Git subtrees for Perforce users


For many years, I was a happy Perforce user. Despite clearly not fitting their precise model, I had a three-user license which allowed me and my bots to appropriately work on my code base. I have a number of pretty complex projects, which often have overlapping code and I took advantage of their evolving code sharing mechanisms. Initially by using a single repository with workspaces that included code from different locations, and then moving to the more powerful (and, in my mind, more easily understood) streams paradigm.

Moving slowly to Git

I generally follow an active trunk (master) strategy where new development is done on the trunk and branches are used to pull off releases. Generally speaking, I tend to develop like I've got a team even when it's just me.

As Perforce evolved, they tried to expand their offerings to include more git-like capabilities, in particular having local copies of your repositories. Obivously, this carried very similar benefits and disadvantages of git, but since lightweight branching and offline use were becoming more important, the perforce model needed to adapt.

It was through this lens that I started to move my repositories over to git. Frankly, I'd come up with adaptations which allowed me to make use of a central server system without compromising mobility (in particular, for years my primary server ran on my laptop, with a mirror running on my CI server), but over time the effort to maintain the synchronized servers became more significant. Perforce has a nice git front end for their server (git-fusion) which allows you to read and write Perforce repos using a git interface, giving you most of the advantages of both systems, but it falls down right where I tended to need it, on handling incorporated streams. The git submodule overlay was tedious and finicky at best and eventually convinced me to move fully to git.

At some other point in time, I'll discuss gitolite, which is what I'm using as a git server right now, but that won't be important for the rest of this story.

Adoption of git in my complex code base

Initially, I thought I was going to be able to use git-fusion and submodules to pull my Perforce streams out of the repositories and keep things in sync, but that proved problematic. Maybe it was the number of files or interesting merge tactics I'd experimented with, but in the end, I found that my large, complex repositories were best exported without Perforce's help with the submodules. The result, though, was that I had huge, monolithic, git repositories each of which contained complete histories of all of my submodules.

You'll note that I'm already using the word 'submodule' here, and that's not an accident. I tend to develop my shared code modules with their own projects, their own tests, and separate versioning and branching. With Perforce, this minimized the amount of duplication in the code base, and kept the system clean. Further, it lead to my creation of a CI environment that would test all of my modules individually as well as inside the larger projects. All told, I'm fond of it.

So, as I moved to a git lifestyle, I followed instructions by others on how to split my repositories using git filter-branch and successfully teased out the submodules that I shared between my major projects.
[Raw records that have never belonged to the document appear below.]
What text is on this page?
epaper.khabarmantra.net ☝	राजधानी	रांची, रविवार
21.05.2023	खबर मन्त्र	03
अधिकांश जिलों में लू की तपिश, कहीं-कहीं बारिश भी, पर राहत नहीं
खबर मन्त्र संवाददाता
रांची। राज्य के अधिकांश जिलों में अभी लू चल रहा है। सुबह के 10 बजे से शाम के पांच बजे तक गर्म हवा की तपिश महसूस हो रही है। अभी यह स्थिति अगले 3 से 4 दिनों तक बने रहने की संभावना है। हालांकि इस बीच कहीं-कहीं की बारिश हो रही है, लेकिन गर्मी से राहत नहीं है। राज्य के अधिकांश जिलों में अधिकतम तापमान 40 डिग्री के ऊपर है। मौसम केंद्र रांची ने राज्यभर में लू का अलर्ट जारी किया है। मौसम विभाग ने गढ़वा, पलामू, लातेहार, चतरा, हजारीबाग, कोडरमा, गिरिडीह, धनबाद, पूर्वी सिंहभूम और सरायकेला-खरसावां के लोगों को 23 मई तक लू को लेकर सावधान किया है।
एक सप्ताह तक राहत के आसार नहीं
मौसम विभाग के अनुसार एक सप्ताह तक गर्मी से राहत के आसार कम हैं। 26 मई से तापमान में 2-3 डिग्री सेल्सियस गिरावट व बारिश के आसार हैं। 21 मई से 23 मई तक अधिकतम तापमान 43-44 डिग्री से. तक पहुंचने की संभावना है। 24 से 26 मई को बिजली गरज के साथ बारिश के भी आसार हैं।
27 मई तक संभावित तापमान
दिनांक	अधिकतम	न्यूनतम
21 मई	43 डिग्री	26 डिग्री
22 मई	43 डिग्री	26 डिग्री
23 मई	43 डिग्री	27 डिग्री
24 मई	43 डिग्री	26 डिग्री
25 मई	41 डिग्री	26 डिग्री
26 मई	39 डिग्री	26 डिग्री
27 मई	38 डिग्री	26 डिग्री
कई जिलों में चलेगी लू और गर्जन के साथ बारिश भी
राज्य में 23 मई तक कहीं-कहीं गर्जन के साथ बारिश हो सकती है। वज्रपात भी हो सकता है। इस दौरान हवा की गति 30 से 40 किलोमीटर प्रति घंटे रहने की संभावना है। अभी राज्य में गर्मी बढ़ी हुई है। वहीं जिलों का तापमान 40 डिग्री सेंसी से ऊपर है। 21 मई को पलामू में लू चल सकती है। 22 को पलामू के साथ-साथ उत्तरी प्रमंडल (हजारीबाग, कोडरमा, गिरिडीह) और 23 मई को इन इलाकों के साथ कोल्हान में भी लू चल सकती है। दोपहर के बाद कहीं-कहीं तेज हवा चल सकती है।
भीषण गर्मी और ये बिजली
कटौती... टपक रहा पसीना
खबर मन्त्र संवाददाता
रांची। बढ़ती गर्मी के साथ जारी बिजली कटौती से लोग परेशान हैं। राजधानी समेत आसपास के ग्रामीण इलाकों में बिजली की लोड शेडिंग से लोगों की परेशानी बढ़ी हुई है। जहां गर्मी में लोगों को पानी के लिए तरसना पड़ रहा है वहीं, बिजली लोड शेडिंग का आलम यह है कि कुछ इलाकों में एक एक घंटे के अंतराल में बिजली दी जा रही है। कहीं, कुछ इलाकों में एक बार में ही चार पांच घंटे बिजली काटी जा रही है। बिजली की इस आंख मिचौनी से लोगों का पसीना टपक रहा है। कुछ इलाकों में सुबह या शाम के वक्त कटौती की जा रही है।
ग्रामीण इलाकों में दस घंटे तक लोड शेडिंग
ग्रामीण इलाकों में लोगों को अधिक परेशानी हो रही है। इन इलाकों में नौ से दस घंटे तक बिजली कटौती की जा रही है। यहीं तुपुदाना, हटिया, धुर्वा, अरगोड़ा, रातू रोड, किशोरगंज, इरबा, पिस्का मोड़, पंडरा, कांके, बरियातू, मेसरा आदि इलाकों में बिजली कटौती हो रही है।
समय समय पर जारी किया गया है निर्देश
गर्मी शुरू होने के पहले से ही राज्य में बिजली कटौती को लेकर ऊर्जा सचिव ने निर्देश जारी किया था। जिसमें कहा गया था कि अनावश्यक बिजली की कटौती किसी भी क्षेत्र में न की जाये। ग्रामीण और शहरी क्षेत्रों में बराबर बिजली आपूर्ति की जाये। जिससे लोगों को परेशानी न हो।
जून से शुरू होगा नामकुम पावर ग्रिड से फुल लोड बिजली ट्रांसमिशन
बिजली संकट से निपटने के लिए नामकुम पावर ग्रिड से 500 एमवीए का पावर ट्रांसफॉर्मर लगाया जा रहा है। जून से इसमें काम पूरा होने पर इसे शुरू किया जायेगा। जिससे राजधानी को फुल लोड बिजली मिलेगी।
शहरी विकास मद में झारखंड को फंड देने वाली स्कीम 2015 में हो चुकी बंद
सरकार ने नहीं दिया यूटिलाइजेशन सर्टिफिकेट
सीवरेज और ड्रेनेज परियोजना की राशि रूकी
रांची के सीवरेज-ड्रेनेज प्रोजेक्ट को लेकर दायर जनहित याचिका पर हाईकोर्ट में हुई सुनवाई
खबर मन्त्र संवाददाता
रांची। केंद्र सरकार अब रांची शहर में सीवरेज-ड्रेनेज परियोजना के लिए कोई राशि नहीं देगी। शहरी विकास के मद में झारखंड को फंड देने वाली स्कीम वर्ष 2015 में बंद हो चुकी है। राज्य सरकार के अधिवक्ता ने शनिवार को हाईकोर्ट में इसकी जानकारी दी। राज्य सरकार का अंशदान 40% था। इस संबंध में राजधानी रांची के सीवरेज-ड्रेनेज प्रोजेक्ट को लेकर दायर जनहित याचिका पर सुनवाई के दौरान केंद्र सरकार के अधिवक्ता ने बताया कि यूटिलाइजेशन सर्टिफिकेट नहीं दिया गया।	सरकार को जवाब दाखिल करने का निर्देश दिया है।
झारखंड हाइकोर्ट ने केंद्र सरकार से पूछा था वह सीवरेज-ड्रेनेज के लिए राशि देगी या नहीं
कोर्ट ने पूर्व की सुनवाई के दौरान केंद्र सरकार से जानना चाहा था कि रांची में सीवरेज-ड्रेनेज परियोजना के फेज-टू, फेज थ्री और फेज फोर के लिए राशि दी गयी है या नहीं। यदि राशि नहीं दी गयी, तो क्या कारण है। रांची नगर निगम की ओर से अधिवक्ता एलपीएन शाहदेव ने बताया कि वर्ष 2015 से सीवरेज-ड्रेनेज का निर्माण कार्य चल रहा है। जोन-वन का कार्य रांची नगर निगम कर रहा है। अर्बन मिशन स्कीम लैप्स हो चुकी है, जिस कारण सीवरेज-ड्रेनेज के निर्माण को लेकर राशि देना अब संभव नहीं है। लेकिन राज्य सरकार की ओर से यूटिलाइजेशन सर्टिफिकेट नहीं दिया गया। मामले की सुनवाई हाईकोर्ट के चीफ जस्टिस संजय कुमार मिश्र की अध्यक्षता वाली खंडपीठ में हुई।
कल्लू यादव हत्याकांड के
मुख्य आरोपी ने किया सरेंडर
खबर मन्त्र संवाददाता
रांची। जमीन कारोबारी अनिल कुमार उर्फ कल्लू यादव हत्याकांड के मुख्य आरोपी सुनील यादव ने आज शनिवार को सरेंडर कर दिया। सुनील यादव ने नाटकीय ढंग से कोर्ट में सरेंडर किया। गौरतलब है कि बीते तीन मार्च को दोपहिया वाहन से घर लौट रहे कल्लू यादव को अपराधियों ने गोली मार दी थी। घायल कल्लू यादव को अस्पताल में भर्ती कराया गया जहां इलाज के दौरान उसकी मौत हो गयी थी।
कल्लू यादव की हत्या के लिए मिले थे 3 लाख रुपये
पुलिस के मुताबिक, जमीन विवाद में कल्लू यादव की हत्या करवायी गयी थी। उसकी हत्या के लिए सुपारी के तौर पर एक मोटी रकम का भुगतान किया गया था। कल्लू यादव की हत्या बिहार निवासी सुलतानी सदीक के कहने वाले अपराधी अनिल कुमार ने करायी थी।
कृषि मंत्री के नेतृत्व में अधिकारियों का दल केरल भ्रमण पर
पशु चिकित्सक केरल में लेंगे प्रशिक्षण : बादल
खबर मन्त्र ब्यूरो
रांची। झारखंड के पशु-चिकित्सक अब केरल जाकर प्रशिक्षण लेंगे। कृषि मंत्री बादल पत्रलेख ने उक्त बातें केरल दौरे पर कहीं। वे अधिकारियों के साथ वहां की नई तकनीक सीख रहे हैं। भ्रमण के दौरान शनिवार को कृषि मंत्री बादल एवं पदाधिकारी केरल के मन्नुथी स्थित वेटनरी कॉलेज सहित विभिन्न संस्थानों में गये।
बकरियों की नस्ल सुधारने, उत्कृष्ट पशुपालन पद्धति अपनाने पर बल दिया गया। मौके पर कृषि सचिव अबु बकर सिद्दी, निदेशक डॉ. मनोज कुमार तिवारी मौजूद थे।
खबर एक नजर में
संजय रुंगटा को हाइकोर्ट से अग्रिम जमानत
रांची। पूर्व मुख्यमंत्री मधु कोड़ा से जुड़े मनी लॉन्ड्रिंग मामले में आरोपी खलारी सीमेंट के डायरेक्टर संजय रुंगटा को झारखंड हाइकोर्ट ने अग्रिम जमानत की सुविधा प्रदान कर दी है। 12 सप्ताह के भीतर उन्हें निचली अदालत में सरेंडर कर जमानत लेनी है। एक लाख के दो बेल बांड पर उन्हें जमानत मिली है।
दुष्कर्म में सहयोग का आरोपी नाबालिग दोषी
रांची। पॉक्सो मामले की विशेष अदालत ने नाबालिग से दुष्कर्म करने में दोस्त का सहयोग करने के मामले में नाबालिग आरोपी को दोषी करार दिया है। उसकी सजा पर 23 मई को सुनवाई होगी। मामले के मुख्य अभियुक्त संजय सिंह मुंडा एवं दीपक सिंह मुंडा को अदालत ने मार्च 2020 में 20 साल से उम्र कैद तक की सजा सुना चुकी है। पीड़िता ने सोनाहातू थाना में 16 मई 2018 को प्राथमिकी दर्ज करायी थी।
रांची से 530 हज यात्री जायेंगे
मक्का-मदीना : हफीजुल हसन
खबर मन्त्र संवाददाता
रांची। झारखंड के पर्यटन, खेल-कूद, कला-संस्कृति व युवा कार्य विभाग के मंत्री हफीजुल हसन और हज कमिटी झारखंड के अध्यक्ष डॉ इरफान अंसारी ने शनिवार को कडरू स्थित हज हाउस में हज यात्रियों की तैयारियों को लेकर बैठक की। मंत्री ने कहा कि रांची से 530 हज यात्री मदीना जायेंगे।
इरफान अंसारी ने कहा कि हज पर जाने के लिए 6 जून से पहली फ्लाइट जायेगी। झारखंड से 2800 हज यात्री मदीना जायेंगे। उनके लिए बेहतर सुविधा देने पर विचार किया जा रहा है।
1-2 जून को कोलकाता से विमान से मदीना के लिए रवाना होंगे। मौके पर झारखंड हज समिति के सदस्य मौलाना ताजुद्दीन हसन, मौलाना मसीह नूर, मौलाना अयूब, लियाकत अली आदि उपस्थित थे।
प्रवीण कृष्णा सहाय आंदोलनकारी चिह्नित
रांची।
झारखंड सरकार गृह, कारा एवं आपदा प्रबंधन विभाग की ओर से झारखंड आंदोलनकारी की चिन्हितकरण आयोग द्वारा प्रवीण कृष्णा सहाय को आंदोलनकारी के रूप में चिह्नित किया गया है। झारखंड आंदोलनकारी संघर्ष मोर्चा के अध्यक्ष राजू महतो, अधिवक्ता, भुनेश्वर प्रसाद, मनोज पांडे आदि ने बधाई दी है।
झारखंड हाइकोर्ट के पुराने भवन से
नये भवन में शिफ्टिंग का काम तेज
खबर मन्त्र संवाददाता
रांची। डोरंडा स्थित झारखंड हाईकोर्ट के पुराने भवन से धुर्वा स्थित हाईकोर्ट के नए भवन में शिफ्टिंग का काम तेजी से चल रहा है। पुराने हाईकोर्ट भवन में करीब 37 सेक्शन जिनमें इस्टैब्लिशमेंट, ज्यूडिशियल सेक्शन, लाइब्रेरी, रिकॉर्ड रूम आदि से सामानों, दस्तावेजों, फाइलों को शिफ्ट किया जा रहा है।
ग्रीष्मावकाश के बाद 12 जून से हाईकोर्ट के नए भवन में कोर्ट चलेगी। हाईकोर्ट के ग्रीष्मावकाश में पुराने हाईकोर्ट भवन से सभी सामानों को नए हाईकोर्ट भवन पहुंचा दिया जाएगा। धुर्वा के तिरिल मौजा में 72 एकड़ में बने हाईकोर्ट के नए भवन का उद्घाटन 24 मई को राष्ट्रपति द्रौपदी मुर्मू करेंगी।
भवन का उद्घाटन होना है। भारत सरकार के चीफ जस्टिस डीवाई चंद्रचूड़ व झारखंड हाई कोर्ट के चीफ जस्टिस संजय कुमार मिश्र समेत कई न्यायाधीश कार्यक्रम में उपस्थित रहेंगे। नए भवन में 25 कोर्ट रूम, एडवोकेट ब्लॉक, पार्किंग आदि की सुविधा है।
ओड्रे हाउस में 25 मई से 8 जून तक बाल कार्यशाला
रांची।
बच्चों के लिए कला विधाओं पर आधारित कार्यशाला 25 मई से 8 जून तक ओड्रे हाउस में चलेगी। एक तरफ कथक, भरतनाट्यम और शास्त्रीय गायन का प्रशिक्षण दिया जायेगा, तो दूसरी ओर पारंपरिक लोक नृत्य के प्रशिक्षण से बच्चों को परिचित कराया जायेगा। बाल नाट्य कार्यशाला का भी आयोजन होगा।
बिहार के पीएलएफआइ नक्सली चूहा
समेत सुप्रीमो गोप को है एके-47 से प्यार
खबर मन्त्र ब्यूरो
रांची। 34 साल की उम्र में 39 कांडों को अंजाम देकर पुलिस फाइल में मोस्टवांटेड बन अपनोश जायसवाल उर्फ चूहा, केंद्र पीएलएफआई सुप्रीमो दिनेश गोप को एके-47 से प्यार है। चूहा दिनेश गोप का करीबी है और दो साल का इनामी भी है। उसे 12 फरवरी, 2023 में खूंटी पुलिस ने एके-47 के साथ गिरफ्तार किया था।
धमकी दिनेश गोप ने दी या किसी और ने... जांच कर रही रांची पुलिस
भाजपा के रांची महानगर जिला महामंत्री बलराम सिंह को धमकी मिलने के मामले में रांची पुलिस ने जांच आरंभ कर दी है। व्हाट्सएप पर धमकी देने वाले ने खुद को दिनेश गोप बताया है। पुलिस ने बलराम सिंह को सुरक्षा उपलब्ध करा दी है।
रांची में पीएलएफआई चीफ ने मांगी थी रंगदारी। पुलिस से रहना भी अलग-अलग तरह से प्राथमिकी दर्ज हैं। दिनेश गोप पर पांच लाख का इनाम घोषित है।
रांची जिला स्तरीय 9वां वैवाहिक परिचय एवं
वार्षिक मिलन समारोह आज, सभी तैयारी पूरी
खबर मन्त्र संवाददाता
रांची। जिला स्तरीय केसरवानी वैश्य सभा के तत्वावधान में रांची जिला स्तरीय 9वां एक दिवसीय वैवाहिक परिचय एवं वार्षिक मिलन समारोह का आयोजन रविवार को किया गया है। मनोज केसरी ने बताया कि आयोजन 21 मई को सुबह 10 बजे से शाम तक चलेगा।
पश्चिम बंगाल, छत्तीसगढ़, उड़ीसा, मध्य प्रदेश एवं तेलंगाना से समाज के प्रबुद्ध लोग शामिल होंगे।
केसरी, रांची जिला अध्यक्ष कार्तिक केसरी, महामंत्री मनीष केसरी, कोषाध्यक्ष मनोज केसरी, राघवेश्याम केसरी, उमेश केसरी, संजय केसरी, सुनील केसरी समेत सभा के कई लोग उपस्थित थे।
It took a bit of trial and error, but it also proved a great experiment into the general forgiveness of git. All told, not having to commit to a central server makes it a lot easier to verify your full operation before you make a big mistake.

Git submodules and subtrees

When I started working my code into git, I'd read a number of pieces on the various advantages and disadvantages of git submodules and git subtrees. The basic feel of most of these articles was "Why you should never use [insert the other technique here]". Generally speaking, I didn't see a lot of benefit to the use of subtrees. The vast majority of the complaints seemed to be that submodules were a pain (they can be complex), and they're difficult to deal with if you need to make a lot of changes to other people's code. In my case, my submodules were almost exclusively internal. Thus, the issue with OPC wasn't a big deal.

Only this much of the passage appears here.